Post autor: kocimiętka »

vertigo pisze: 19 cze 2020, 12:59
kocimiętka pisze: 19 cze 2020, 7:27
tomko pisze: 18 cze 2020, 21:05 nie wiem co Bóg dla mnie/nas przygotował ale ufam że się nami zaopiekuje i doprowadzi nas do Siebie. Zawierzam też wszystko Maryi z którą mam szczególny kontakt bo nie raz mi już pomogła w najtrudniejszych chwilach a przede wszystkim ocaliła mi życie jak byłem dzieckiem. Proszę o modlitwę za mnie i za moją żonę i modlę się też za Was i Wasze małżeństwa abyście NIGDY nie zwatpili w Boga i w jego łaskę. Trwajcie w miłości Bożej a niczego Wam nie zabraknie.
A może problemy małżeńskie to jest taka próba dla Ciebie czy jesteś w stanie wytrwać w wierności Bogu? Wcześniej pisałeś, że żona naśmiewa się, że regularnie korzystasz z sakramentów, więc...Może tak do tego podejdź...
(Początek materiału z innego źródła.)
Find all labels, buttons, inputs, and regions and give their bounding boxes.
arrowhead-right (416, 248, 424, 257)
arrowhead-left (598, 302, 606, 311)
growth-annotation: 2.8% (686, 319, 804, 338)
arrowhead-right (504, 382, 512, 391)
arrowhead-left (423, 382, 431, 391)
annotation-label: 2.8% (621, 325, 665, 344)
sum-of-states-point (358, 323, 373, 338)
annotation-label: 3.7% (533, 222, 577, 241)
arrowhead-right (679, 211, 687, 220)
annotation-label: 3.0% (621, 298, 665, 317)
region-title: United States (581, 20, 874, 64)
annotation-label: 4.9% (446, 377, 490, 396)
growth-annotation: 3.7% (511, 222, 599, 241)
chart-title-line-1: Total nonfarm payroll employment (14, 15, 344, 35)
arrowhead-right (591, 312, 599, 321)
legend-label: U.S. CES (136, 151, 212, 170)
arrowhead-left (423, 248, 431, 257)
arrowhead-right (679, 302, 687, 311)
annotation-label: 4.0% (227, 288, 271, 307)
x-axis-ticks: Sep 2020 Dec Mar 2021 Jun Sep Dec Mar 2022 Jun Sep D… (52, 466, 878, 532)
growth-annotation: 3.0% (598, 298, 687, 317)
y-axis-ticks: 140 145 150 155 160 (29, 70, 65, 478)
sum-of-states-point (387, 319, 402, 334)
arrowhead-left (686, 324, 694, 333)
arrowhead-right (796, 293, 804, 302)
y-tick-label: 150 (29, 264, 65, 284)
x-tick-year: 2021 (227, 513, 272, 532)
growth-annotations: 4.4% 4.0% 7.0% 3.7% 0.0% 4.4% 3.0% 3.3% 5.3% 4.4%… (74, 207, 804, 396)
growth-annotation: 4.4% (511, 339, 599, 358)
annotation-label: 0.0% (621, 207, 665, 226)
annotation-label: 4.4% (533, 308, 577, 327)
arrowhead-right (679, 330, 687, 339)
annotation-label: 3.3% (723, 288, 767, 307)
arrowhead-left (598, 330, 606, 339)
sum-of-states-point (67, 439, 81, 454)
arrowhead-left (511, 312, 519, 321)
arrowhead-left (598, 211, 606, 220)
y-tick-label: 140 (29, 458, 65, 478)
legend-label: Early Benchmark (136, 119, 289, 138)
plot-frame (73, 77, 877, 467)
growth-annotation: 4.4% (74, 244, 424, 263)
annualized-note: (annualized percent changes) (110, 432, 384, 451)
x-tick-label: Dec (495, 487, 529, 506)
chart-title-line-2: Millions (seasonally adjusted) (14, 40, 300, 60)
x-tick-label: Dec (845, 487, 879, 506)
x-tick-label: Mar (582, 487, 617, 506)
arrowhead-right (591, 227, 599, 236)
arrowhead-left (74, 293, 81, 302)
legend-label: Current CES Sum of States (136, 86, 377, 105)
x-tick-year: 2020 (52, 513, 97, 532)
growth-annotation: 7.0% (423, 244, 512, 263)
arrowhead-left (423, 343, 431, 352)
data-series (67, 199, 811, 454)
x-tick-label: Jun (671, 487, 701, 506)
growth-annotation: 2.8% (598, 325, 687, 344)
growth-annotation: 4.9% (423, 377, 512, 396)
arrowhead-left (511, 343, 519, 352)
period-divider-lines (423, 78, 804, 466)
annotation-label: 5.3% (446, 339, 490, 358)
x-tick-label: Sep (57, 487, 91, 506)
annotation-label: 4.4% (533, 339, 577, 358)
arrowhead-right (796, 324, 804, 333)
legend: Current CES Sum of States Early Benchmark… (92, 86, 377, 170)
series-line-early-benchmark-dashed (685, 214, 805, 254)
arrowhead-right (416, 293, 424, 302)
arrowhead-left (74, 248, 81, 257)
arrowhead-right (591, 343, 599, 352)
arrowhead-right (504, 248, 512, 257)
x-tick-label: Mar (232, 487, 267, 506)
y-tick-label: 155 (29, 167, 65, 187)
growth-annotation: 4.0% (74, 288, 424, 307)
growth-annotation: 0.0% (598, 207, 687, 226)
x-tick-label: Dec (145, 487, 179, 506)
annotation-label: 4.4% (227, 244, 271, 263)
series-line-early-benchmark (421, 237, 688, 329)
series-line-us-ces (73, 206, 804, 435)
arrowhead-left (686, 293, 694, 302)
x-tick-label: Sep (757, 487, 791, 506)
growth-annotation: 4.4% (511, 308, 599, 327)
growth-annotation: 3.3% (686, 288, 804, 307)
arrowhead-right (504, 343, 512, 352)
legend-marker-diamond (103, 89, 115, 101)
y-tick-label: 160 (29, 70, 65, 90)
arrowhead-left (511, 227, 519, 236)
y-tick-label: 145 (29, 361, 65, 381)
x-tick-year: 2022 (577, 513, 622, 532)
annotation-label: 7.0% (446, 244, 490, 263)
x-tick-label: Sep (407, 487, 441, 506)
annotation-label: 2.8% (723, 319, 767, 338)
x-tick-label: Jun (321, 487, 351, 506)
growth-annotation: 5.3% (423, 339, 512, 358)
Moim zdaniem taka narracja jest ryzykowna, żeby nie powiedzieć niebezpieczna. Bo co powiesz tomko, gdy sprawy jego małżeństwa pójdą w złym kierunku? Że "nie wytrwał w wierności Bogu"? Czy, że ma być jeszcze bardziej wierny?
Ale to ja nie powiedziałam i nie zakładam, że jeśli tomko wytrwa w wierności Panu Bogu to sprawy małżeństwa pójdą w dobrym kierunku. Chodzi o to żeby wytrwać pomimo trudności. O to mi chodziło. Czy wytrwasz nawet jak będzie po ludzku kiepsko? I "nie robić z Domu Ojca mego targowiska".